On June 25, the university addressed allegations against a staff member who also reportedly posted inappropriate content on social media.

According to Director of Human Resources Tara Dupre, “HR does not disclose information about disciplinary actions.” However, students, faculty and staff members must abide by the university’s Social Media Policy.

The General Guidelines for Personal and University-Authorized Posts urge students and employees to be civil when posting.

Discussions, even heated discussions, need not degrade into name-calling laced with profanity,” stated the guidelines. “Postings using such language or posting defamatory messages reflect poorly on the messenger and can be harmful to the recipient.”

Dominique James, a senior kinesiology major, did not witness any of the posts but was concerned upon hearing the news.

“It is very unsettling that a staff member of the university that I love and have attended for over three years now would have those comments to express,” said James. “I’m uncomfortable with the fact that someone, who is basically supposed to help us, had something to express that hurt us.”

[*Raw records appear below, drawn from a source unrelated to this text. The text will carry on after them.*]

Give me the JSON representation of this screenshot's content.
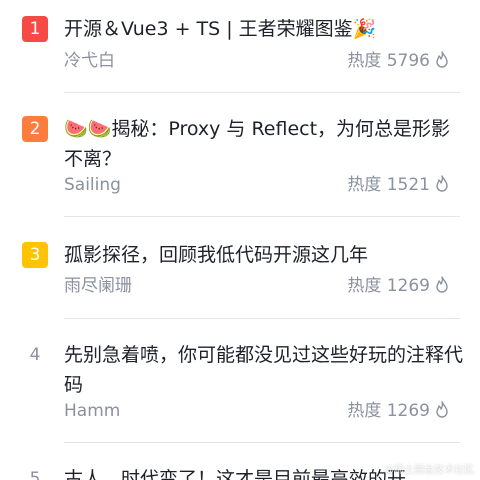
{
  "items": [
    {
      "rank": "1",
      "rank_color": "#f54a45",
      "title": "开源＆Vue3 + TS | 王者荣耀图鉴🎉",
      "author": "冷弋白",
      "heat": "热度 5796"
    },
    {
      "rank": "2",
      "rank_color": "#ff7d3c",
      "title": "🍉🍉揭秘：Proxy 与 Reflect，为何总是形影不离？",
      "author": "Sailing",
      "heat": "热度 1521"
    },
    {
      "rank": "3",
      "rank_color": "#ffc300",
      "title": "孤影探径，回顾我低代码开源这几年",
      "author": "雨尽阑珊",
      "heat": "热度 1269"
    },
    {
      "rank": "4",
      "rank_color": "",
      "title": "先别急着喷，你可能都没见过这些好玩的注释代码",
      "author": "Hamm",
      "heat": "热度 1269"
    },
    {
      "rank": "5",
      "rank_color": "",
      "title": "古人，时代变了！这才是目前最高效的开",
      "author": "",
      "heat": ""
    }
  ],
  "icons": {
    "heat": "flame-icon"
  },
  "watermark": "@稀土掘金技术社区"
}
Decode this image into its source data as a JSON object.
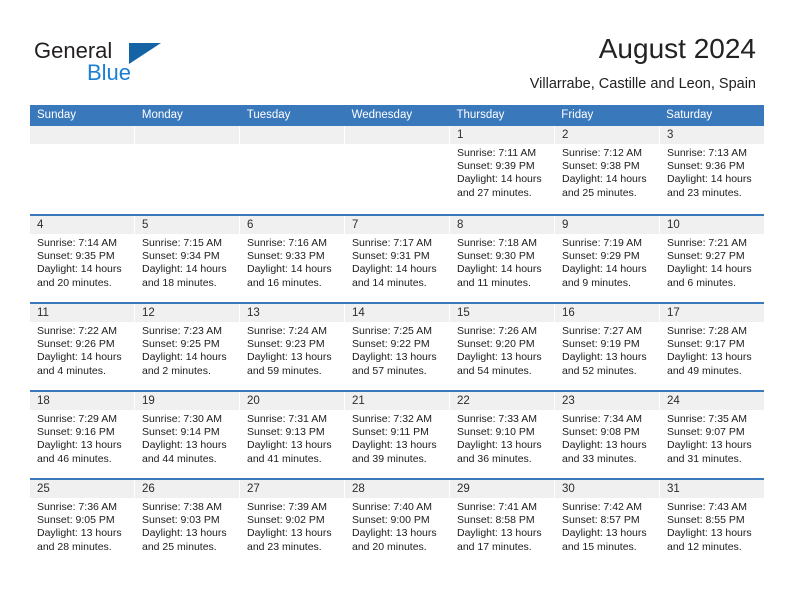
{
  "brand": {
    "name_part1": "General",
    "name_part2": "Blue",
    "accent_color": "#1464a5",
    "blue_text_color": "#1b7fd4",
    "logo_icon": "triangle-flag-icon"
  },
  "header": {
    "month_title": "August 2024",
    "location": "Villarrabe, Castille and Leon, Spain"
  },
  "calendar": {
    "header_bg": "#3a78bc",
    "day_band_bg": "#f0f0f0",
    "weekday_names": [
      "Sunday",
      "Monday",
      "Tuesday",
      "Wednesday",
      "Thursday",
      "Friday",
      "Saturday"
    ],
    "weeks": [
      [
        {
          "day": "",
          "sunrise": "",
          "sunset": "",
          "daylight_line1": "",
          "daylight_line2": ""
        },
        {
          "day": "",
          "sunrise": "",
          "sunset": "",
          "daylight_line1": "",
          "daylight_line2": ""
        },
        {
          "day": "",
          "sunrise": "",
          "sunset": "",
          "daylight_line1": "",
          "daylight_line2": ""
        },
        {
          "day": "",
          "sunrise": "",
          "sunset": "",
          "daylight_line1": "",
          "daylight_line2": ""
        },
        {
          "day": "1",
          "sunrise": "Sunrise: 7:11 AM",
          "sunset": "Sunset: 9:39 PM",
          "daylight_line1": "Daylight: 14 hours",
          "daylight_line2": "and 27 minutes."
        },
        {
          "day": "2",
          "sunrise": "Sunrise: 7:12 AM",
          "sunset": "Sunset: 9:38 PM",
          "daylight_line1": "Daylight: 14 hours",
          "daylight_line2": "and 25 minutes."
        },
        {
          "day": "3",
          "sunrise": "Sunrise: 7:13 AM",
          "sunset": "Sunset: 9:36 PM",
          "daylight_line1": "Daylight: 14 hours",
          "daylight_line2": "and 23 minutes."
        }
      ],
      [
        {
          "day": "4",
          "sunrise": "Sunrise: 7:14 AM",
          "sunset": "Sunset: 9:35 PM",
          "daylight_line1": "Daylight: 14 hours",
          "daylight_line2": "and 20 minutes."
        },
        {
          "day": "5",
          "sunrise": "Sunrise: 7:15 AM",
          "sunset": "Sunset: 9:34 PM",
          "daylight_line1": "Daylight: 14 hours",
          "daylight_line2": "and 18 minutes."
        },
        {
          "day": "6",
          "sunrise": "Sunrise: 7:16 AM",
          "sunset": "Sunset: 9:33 PM",
          "daylight_line1": "Daylight: 14 hours",
          "daylight_line2": "and 16 minutes."
        },
        {
          "day": "7",
          "sunrise": "Sunrise: 7:17 AM",
          "sunset": "Sunset: 9:31 PM",
          "daylight_line1": "Daylight: 14 hours",
          "daylight_line2": "and 14 minutes."
        },
        {
          "day": "8",
          "sunrise": "Sunrise: 7:18 AM",
          "sunset": "Sunset: 9:30 PM",
          "daylight_line1": "Daylight: 14 hours",
          "daylight_line2": "and 11 minutes."
        },
        {
          "day": "9",
          "sunrise": "Sunrise: 7:19 AM",
          "sunset": "Sunset: 9:29 PM",
          "daylight_line1": "Daylight: 14 hours",
          "daylight_line2": "and 9 minutes."
        },
        {
          "day": "10",
          "sunrise": "Sunrise: 7:21 AM",
          "sunset": "Sunset: 9:27 PM",
          "daylight_line1": "Daylight: 14 hours",
          "daylight_line2": "and 6 minutes."
        }
      ],
      [
        {
          "day": "11",
          "sunrise": "Sunrise: 7:22 AM",
          "sunset": "Sunset: 9:26 PM",
          "daylight_line1": "Daylight: 14 hours",
          "daylight_line2": "and 4 minutes."
        },
        {
          "day": "12",
          "sunrise": "Sunrise: 7:23 AM",
          "sunset": "Sunset: 9:25 PM",
          "daylight_line1": "Daylight: 14 hours",
          "daylight_line2": "and 2 minutes."
        },
        {
          "day": "13",
          "sunrise": "Sunrise: 7:24 AM",
          "sunset": "Sunset: 9:23 PM",
          "daylight_line1": "Daylight: 13 hours",
          "daylight_line2": "and 59 minutes."
        },
        {
          "day": "14",
          "sunrise": "Sunrise: 7:25 AM",
          "sunset": "Sunset: 9:22 PM",
          "daylight_line1": "Daylight: 13 hours",
          "daylight_line2": "and 57 minutes."
        },
        {
          "day": "15",
          "sunrise": "Sunrise: 7:26 AM",
          "sunset": "Sunset: 9:20 PM",
          "daylight_line1": "Daylight: 13 hours",
          "daylight_line2": "and 54 minutes."
        },
        {
          "day": "16",
          "sunrise": "Sunrise: 7:27 AM",
          "sunset": "Sunset: 9:19 PM",
          "daylight_line1": "Daylight: 13 hours",
          "daylight_line2": "and 52 minutes."
        },
        {
          "day": "17",
          "sunrise": "Sunrise: 7:28 AM",
          "sunset": "Sunset: 9:17 PM",
          "daylight_line1": "Daylight: 13 hours",
          "daylight_line2": "and 49 minutes."
        }
      ],
      [
        {
          "day": "18",
          "sunrise": "Sunrise: 7:29 AM",
          "sunset": "Sunset: 9:16 PM",
          "daylight_line1": "Daylight: 13 hours",
          "daylight_line2": "and 46 minutes."
        },
        {
          "day": "19",
          "sunrise": "Sunrise: 7:30 AM",
          "sunset": "Sunset: 9:14 PM",
          "daylight_line1": "Daylight: 13 hours",
          "daylight_line2": "and 44 minutes."
        },
        {
          "day": "20",
          "sunrise": "Sunrise: 7:31 AM",
          "sunset": "Sunset: 9:13 PM",
          "daylight_line1": "Daylight: 13 hours",
          "daylight_line2": "and 41 minutes."
        },
        {
          "day": "21",
          "sunrise": "Sunrise: 7:32 AM",
          "sunset": "Sunset: 9:11 PM",
          "daylight_line1": "Daylight: 13 hours",
          "daylight_line2": "and 39 minutes."
        },
        {
          "day": "22",
          "sunrise": "Sunrise: 7:33 AM",
          "sunset": "Sunset: 9:10 PM",
          "daylight_line1": "Daylight: 13 hours",
          "daylight_line2": "and 36 minutes."
        },
        {
          "day": "23",
          "sunrise": "Sunrise: 7:34 AM",
          "sunset": "Sunset: 9:08 PM",
          "daylight_line1": "Daylight: 13 hours",
          "daylight_line2": "and 33 minutes."
        },
        {
          "day": "24",
          "sunrise": "Sunrise: 7:35 AM",
          "sunset": "Sunset: 9:07 PM",
          "daylight_line1": "Daylight: 13 hours",
          "daylight_line2": "and 31 minutes."
        }
      ],
      [
        {
          "day": "25",
          "sunrise": "Sunrise: 7:36 AM",
          "sunset": "Sunset: 9:05 PM",
          "daylight_line1": "Daylight: 13 hours",
          "daylight_line2": "and 28 minutes."
        },
        {
          "day": "26",
          "sunrise": "Sunrise: 7:38 AM",
          "sunset": "Sunset: 9:03 PM",
          "daylight_line1": "Daylight: 13 hours",
          "daylight_line2": "and 25 minutes."
        },
        {
          "day": "27",
          "sunrise": "Sunrise: 7:39 AM",
          "sunset": "Sunset: 9:02 PM",
          "daylight_line1": "Daylight: 13 hours",
          "daylight_line2": "and 23 minutes."
        },
        {
          "day": "28",
          "sunrise": "Sunrise: 7:40 AM",
          "sunset": "Sunset: 9:00 PM",
          "daylight_line1": "Daylight: 13 hours",
          "daylight_line2": "and 20 minutes."
        },
        {
          "day": "29",
          "sunrise": "Sunrise: 7:41 AM",
          "sunset": "Sunset: 8:58 PM",
          "daylight_line1": "Daylight: 13 hours",
          "daylight_line2": "and 17 minutes."
        },
        {
          "day": "30",
          "sunrise": "Sunrise: 7:42 AM",
          "sunset": "Sunset: 8:57 PM",
          "daylight_line1": "Daylight: 13 hours",
          "daylight_line2": "and 15 minutes."
        },
        {
          "day": "31",
          "sunrise": "Sunrise: 7:43 AM",
          "sunset": "Sunset: 8:55 PM",
          "daylight_line1": "Daylight: 13 hours",
          "daylight_line2": "and 12 minutes."
        }
      ]
    ]
  }
}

Thornton urged the university to further acknowledge the grievances of students.

“The situation is bigger than what the university made it out to be, and it is time that they understand that,” said Thornton. “I will personally continue to speak on it until I feel like true justice has been served. As a student, a Black woman, and a human, that’s what I deserve. That’s what all of us deserve. We are tired of living in fear. We just want our voices to be heard.”